Mudança de hábitos
Cada vez mais brasileiros, como as francanas Camila Fernandes e Samira Cândido, aderem a uma alimentação sem carnes
Lorena Resende
Foto acima: Samira Cândido considera egoísmo comer carne (Acervo pessoal)
Camila Fernandes e Samira Cândido Cordeiro, ambas moradoras em Franca, se autodenominam “ovolactovegetarianas”. Elas não consomem nenhum tipo de carne, o primeiro passo para que se tornem “veganas”.
Esses termos são cada vez mais falados na sociedade. Um crescimento que tem ocorrido, principalmente, na última década, não só no Brasil, por causa da maior preocupação com a causa animal.
As duas foram, aos poucos, mudando seus hábitos alimentares conforme ampliaram os conhecimentos sobre como funciona o abate. “É um grande egoísmo da nossa parte matar um ser vivo, ainda mais para alimentar nossos próprios prazeres”, afirma Samira.
Camila concorda. “Pensar no outro, para mim, é pensar na vida, que é direito do ser vivo. Não preciso me alimentar do sofrimento e da dor dos animais. Penso que seria hipócrita acariciar a minha gata enquanto, no meu prato, pousa um peixe assassinado e ainda dizer que sou amante dos animais. Isso não é amor, isso é egoísmo”. E completa: “O amor é abdicar da zona de conforto e assumir uma posição social enquanto cidadão responsável pelo bem-estar do nosso planeta e de todos os seres que nele habitam. É sobre a empatia, o poder de se colocar no lugar do outro que sente e sofre assim como você.”
Novo estilo
O estilo de vida delas é parecido com o de outras 29,2 milhões de pessoas que já declaram não consumir carne no Brasil, segundo pesquisas recentes, número que corresponde a 14% da população nacional.

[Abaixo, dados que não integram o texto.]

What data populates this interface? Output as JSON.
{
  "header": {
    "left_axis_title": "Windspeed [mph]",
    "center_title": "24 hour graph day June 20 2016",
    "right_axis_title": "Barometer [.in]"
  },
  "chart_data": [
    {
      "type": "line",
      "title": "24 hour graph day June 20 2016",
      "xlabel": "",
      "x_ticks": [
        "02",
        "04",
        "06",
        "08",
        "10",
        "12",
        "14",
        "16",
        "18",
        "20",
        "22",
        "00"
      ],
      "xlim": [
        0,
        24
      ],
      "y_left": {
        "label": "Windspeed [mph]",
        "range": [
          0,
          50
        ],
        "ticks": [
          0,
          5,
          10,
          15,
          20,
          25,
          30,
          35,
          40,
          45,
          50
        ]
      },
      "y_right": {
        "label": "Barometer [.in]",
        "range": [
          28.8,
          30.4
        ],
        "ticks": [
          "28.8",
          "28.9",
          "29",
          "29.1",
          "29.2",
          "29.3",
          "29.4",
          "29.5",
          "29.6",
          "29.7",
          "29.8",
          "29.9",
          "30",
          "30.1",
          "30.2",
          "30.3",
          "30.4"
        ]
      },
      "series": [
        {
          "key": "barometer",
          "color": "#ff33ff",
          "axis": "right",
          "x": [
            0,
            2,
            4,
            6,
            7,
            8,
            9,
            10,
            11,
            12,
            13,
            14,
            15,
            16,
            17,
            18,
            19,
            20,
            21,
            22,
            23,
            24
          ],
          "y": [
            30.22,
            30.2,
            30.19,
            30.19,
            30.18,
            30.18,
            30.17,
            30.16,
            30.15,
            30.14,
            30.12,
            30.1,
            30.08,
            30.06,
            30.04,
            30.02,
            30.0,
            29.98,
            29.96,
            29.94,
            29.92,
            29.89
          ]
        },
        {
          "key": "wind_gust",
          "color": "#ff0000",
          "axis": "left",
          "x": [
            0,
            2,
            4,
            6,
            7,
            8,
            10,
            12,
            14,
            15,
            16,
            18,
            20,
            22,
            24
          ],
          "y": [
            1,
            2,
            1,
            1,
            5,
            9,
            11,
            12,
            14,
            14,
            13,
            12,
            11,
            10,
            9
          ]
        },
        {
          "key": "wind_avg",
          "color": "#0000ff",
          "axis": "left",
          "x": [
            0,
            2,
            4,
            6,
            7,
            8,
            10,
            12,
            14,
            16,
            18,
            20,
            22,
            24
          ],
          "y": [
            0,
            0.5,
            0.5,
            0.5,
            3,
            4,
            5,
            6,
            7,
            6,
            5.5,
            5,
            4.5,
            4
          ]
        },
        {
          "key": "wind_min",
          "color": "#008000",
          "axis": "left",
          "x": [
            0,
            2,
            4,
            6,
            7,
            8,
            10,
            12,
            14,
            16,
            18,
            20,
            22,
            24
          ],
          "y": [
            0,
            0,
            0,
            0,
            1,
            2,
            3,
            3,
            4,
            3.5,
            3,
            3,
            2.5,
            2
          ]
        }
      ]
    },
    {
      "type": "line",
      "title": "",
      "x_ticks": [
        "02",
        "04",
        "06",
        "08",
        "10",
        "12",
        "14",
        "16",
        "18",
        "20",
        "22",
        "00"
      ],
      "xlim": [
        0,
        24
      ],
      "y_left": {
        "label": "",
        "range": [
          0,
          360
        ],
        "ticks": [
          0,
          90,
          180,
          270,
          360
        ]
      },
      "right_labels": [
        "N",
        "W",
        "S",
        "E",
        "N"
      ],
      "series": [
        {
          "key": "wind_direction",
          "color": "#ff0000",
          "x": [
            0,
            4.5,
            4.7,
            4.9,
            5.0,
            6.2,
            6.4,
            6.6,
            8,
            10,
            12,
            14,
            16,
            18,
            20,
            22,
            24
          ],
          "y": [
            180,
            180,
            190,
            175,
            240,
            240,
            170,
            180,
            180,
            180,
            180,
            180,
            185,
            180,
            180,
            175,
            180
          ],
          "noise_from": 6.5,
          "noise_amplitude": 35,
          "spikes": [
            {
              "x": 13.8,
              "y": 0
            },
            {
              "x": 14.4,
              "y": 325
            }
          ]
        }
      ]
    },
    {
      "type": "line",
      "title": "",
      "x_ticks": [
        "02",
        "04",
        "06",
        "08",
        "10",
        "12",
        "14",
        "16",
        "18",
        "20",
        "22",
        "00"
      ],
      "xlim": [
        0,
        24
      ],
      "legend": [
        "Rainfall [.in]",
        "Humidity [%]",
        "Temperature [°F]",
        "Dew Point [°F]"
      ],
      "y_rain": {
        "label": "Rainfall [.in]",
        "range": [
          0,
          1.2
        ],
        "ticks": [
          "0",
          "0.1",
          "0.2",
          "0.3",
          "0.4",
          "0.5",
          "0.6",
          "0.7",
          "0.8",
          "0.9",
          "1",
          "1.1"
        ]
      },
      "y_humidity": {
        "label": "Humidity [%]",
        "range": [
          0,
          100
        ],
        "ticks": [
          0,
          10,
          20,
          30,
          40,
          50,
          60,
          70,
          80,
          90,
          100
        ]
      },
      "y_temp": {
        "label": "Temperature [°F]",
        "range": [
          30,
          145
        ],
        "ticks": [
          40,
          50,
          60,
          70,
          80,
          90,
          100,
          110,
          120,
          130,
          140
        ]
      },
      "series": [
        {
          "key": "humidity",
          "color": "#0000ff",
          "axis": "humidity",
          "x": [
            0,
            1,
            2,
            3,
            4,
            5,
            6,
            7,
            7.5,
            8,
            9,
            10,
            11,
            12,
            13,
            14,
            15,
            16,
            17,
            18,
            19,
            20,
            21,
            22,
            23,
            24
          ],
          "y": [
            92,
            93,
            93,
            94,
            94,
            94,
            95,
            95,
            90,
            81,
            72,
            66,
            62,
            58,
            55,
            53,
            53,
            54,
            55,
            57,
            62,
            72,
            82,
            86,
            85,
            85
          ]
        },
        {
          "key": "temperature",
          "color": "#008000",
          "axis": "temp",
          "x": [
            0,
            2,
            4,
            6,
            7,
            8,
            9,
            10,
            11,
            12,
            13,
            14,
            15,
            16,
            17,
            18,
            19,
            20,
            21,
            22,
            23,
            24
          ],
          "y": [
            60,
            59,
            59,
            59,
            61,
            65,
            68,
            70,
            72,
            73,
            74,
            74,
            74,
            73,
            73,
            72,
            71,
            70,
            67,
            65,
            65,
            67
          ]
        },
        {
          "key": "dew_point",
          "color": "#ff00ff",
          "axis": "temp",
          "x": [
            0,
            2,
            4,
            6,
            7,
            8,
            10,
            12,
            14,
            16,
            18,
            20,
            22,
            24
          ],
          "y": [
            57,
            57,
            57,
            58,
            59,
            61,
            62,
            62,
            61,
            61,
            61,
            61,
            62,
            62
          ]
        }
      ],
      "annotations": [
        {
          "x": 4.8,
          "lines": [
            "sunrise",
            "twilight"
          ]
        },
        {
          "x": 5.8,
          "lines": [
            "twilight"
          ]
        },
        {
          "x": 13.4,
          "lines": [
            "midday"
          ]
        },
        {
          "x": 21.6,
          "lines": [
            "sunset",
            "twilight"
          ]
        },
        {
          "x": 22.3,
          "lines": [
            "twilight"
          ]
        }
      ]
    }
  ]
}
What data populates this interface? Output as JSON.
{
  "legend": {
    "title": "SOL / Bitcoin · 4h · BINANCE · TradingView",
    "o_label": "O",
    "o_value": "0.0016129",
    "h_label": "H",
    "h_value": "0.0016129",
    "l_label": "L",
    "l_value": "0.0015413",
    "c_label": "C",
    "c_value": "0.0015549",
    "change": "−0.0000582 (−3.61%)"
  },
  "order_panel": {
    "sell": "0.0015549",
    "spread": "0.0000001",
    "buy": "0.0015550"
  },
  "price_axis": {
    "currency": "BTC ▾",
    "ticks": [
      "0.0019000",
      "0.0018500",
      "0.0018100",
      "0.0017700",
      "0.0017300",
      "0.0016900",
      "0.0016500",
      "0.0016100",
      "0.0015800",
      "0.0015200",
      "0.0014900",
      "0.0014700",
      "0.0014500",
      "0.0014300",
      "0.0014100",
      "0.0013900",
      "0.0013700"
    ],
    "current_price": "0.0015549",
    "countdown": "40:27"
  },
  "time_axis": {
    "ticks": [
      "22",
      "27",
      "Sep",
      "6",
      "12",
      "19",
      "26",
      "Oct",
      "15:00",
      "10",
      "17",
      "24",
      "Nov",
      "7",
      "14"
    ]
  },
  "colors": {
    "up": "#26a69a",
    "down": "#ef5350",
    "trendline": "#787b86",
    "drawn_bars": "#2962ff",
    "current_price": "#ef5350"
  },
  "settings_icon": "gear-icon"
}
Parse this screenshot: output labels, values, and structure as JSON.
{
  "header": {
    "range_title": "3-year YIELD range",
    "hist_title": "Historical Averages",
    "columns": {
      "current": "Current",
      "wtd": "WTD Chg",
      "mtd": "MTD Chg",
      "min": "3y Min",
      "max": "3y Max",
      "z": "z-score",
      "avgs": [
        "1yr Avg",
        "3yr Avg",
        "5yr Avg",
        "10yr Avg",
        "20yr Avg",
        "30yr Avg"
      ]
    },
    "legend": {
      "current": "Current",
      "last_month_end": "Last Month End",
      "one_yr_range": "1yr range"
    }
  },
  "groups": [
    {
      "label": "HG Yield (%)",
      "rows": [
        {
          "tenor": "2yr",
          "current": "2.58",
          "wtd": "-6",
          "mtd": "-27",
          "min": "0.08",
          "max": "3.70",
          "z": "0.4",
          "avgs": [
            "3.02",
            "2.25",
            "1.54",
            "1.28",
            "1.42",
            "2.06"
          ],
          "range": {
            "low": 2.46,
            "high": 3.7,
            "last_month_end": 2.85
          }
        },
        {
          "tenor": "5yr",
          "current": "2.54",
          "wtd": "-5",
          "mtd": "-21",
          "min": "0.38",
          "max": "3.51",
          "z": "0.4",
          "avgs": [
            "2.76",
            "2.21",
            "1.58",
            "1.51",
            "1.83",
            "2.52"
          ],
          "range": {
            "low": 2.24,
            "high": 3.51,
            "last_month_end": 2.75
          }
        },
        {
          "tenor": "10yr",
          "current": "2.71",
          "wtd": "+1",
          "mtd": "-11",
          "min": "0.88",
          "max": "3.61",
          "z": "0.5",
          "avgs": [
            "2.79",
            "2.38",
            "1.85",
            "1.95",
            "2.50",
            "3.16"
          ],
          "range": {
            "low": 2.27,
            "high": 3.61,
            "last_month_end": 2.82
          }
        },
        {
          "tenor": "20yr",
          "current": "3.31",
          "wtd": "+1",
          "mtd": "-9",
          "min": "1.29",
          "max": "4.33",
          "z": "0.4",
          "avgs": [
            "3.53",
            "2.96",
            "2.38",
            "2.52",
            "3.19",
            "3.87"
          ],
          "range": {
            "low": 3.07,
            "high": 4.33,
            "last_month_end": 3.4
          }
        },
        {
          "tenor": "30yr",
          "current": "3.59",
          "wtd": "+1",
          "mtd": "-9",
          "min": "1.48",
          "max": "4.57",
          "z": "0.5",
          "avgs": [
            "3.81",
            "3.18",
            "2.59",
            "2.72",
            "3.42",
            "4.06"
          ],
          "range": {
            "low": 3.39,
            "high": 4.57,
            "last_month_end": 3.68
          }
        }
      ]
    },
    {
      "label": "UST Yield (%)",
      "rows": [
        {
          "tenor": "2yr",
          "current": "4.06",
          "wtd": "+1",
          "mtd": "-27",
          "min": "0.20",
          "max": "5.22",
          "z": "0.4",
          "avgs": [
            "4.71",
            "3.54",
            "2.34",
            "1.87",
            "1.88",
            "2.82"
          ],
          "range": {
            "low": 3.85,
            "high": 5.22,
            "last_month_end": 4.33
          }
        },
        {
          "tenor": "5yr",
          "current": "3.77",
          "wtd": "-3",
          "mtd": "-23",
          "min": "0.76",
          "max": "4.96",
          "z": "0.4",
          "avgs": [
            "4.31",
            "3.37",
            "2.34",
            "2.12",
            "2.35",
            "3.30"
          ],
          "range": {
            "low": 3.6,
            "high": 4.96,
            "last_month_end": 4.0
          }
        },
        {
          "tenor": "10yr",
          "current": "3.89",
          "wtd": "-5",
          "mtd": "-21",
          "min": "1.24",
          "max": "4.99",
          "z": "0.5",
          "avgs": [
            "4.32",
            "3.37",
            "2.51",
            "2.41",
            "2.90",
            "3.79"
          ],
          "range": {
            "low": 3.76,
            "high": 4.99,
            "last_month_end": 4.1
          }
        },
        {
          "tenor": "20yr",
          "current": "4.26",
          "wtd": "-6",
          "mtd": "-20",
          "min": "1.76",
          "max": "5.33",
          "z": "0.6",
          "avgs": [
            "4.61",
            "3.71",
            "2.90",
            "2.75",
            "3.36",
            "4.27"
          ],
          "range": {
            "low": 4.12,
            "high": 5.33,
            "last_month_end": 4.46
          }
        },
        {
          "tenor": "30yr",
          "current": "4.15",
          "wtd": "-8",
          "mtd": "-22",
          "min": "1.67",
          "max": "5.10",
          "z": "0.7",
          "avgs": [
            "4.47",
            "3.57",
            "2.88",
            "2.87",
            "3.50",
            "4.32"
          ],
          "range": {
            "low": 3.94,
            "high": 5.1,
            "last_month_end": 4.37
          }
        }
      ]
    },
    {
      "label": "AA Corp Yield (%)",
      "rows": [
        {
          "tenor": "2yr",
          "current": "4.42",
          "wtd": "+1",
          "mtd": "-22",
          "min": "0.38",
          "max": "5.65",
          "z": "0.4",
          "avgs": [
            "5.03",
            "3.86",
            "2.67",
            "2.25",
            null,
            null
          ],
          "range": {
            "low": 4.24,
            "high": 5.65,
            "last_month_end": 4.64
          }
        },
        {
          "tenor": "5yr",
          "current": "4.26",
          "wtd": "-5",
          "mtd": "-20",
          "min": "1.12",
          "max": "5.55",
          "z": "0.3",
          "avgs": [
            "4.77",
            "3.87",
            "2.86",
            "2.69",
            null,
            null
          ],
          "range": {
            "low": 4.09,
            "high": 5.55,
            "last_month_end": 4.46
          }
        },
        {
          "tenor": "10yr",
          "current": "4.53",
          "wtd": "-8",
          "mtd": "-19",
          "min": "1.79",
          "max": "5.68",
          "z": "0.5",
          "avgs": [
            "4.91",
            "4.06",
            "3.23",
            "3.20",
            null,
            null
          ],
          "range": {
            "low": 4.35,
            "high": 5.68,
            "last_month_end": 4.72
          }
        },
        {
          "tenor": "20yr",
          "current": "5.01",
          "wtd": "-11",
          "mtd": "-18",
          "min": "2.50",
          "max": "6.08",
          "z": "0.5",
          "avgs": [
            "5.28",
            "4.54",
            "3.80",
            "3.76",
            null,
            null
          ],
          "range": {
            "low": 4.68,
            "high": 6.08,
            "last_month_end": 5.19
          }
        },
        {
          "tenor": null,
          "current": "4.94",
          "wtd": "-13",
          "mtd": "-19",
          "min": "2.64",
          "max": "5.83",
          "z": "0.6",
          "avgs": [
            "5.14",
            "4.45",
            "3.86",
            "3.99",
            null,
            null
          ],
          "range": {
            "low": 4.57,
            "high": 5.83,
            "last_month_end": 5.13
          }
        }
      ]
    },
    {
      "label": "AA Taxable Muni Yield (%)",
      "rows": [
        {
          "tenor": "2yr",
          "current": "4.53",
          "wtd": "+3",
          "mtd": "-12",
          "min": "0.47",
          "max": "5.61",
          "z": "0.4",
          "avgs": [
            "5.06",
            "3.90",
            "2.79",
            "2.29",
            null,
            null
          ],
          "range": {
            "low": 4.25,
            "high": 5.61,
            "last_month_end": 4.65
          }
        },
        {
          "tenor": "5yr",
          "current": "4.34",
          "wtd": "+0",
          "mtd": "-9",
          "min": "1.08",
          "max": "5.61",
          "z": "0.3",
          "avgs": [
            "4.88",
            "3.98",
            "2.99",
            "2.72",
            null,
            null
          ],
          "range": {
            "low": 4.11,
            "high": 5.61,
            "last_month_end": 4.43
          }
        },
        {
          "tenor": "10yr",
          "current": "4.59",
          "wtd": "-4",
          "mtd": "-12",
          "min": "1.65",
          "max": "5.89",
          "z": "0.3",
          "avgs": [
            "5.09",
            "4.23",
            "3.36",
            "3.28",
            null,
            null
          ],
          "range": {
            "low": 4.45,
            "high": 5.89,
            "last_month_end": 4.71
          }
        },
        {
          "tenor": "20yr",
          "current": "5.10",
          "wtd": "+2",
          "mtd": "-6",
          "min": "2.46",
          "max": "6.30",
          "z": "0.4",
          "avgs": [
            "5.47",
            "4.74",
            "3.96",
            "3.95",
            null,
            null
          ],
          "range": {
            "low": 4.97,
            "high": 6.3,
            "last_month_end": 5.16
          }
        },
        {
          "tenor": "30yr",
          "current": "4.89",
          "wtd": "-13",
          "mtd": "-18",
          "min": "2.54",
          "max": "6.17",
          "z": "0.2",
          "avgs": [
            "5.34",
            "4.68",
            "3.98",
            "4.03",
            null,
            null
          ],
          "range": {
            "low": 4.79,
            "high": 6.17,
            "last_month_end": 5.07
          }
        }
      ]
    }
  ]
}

Além dos ovolactovegetarianos, como Camila e Samira, existem os lactovegetarianos, que não consomem carne e ovos, os vegetarianos estritos, que evitam qualquer alimento de origem animal, e os veganos, que não só não ingerem, mas também não vestem e não usam quaisquer produtos de beleza ou de entretenimento que tenha a ver com os bichos.
Mudar o que vai à mesa, no armário ou no guarda-roupas, no entanto, demanda alguns cuidados. O primeiro é procurar um nutricionista, para que a transformação na rotina seja feita aos poucos. A diminuição da carne começa devagar. Uma vez por semana, depois duas, até zerar, para que o processo não seja repentino.
Adaptação
O estudante de nutrição Vinícius Henrique Pereira afirma que muitos encontram dificuldades nessa transição, principalmente na adaptação à convivência com pessoas que continuam a consumir carne. Eventos em família e saídas com os amigos pode virar, para alguns, uma “tortura”. Por isso, na opinião de Samira, é preciso estar realmente preparado para a mudança.
Para ela, existe outro inconveniente. A falta de lugares para comer. “Não tem muitas opções. Há uma exclusão grande com a gente. O número de locais que oferecem a alimentação que procuramos é bastante restrito. É uma questão cultural, porque o Brasil ainda é um país que produz muita carne para outros países.”
De fato. Nas carnes bovinas, o Brasil é dono do maior rebanho do planeta (mais de 200 milhões de cabeças), sendo considerado o maior exportador mundial. Em relação às carnes de frango, é o segundo maior produtor, atrás dos Estados Unidos, mas fechou o ano passado como maior exportador. E, para as carnes suínas, ocupa a quarta posição no globo, tanto em produção como exportação.
Há prós e contras numa alimentação que evita carnes. Entre os benefícios, segundo os adeptos, estão a queda na ingestão de gorduras e a diminuição no impacto ambiental gerado pelas pastagens. O nutricionista explica que, de maneira geral, os vegetarianos apresentam riscos menores de desenvolver sobrepeso/obesidade, doenças cardiovasculares, hipertensão, diabetes, câncer e outras doenças que podem comprometer a qualidade de vida. “Estudos mostram que indivíduos vegetarianos têm menor prevalência em diversos tipos de câncer.”
Por outro lado, as carnes são fontes importantes de proteínas e outros nutrientes, que, se não complementados, podem fazer falta na dieta. Um deles é a vitamina B12. “Com o decorrer dos anos, mesmo que demore, os vegetarianos podem desenvolver a deficiência dessa vitamina se não houver a suplementação. Por isso, deve-se tomar cuidado, principalmente com as mulheres grávidas. A vitamina B12, nesse caso, deve ser suplementada em cápsula vegetal. Mas, seguindo as orientações de um nutricionista, dificilmente vai haver deficiências”.